Oil prices retreated Wednesday in Asia after closing above $100 a barrel for the first time overnight as investors seized on a refinery explosion and the possibility that OPEC may cut its output.
The spike in crude Tuesday rattled Asian financial markets, with Tokyo’s benchmark stock index falling more than 3 percent.
Many recent forecasts have said oil demand growth this year will be less than initially expected — yet prices continue to rise. That suggests oil may continue rising as the weakening dollar attracts new investors to the futures market.
Other factors lifting oil above the $100 mark were concerns about a falling dollar, the threat of new violence in Nigeria and continuing tensions between the U.S. and Venezuela.
“The oil price continues to be supported by concerns over oil supply,” said David Moore, Commonwealth Bank commodity strategist, in a daily research note. “There is speculation that OPEC will either leave oil production levels unchanged, or, possibly, even reduce production following the 5 March OPEC meeting,” he said.
Light, sweet crude for March delivery fell $1.05 to $98.96 a barrel in Asian electronic trading on the New York Mercantile Exchange by late afternoon in Singapore.
The contract rose $4.51 on Tuesday to settle at a record finish of $100.01 a barrel, after earlier rising to a trading record of $100.10 a barrel. It was the first time since Jan. 3 that oil had been above $100.
Prices are still within the range of inflation-adjusted highs set in early 1980. Depending on how the adjustment is calculated, $38 a barrel then would be worth $96 to $103 or more today.
The rise spooked global equity markets amid worries that high oil prices will further crimp consumer demand, one of the primary drivers of the U.S. economy. In addition to declines in Tokyo, Hong Kong’s Hang Seng stock index fell more than 2 percent. On Tuesday, the Dow Jones industrial average closed 0.1 percent lower, erasing early gains.

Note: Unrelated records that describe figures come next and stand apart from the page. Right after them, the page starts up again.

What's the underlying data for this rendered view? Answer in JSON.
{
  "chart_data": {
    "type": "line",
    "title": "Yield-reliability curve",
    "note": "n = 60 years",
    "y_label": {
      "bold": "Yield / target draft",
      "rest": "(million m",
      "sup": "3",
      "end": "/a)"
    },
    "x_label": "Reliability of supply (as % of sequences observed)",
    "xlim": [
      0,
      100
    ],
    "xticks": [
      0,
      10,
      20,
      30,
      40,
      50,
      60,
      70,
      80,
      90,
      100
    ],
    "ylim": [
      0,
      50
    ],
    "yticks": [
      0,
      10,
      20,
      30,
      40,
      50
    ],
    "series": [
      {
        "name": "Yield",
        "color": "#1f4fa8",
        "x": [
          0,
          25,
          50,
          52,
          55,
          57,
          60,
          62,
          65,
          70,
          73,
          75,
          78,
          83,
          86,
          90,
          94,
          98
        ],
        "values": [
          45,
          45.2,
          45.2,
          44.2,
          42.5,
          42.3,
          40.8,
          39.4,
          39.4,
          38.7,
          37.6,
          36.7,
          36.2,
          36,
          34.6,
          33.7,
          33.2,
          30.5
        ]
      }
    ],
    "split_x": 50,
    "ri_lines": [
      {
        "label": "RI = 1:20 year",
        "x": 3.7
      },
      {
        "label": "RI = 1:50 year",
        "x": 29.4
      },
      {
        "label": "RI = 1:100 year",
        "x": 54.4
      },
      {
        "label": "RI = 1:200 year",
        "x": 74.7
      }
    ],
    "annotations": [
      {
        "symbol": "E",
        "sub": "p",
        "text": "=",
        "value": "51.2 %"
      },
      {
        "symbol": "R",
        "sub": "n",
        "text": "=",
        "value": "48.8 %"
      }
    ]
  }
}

Crude futures offer a hedge against a falling dollar, and oil futures bought and sold in dollars are more attractive to foreign investors when the greenback is falling.
Gasoline and heating oil prices appeared to lead Tuesday’s wide advance in energy prices due to the explosion Monday at Alon USA’s Big Spring, Texas, refinery. The 67,000-barrel-a-day facility could be shuttered for two months, the company has said.
During Tuesday’s Nymex floor session, March gasoline jumped 10.93 cents to settle at a record $2.6031 a gallon, and March heating oil rose 11.45 cents to settle at $2.7614 a gallon, also a record. Like crude, both retreated in after-hours trading.
A threat by a rebel group in Nigeria to escalate attacks on the nation’s crude oil infrastructure helped boost oil prices overnight. The rebels were acting in response to rumors that the government had killed a captured leader, whom authorities later said was safe and well. Militant attacks have cut about 20 percent of Nigeria’s crude output in recent years.
Traders are also focused on the Organization of Petroleum Exporting Countries, which will meet early next month to map out production plans, and Venezuela, where President Hugo Chavez made conflicting statements this weekend about the country’s legal dispute with Exxon Mobil Corp.
The world’s largest oil company is fighting Venezuela’s nationalization of an oil project, and recently convinced several courts to freeze $12 billion in Venezuelan oil assets.
In London, April Brent crude fell $1.26 to $97.30 a barrel on the ICE Futures exchange.
Heating oil futures fell 3.64 cents from their Tuesday record to $2.725 a gallon. Gasoline prices dropped 3.22 cents to $2.5709 a gallon. Natural gas futures gained 9.3 cents to $9.07 per 1,000 cubic feet.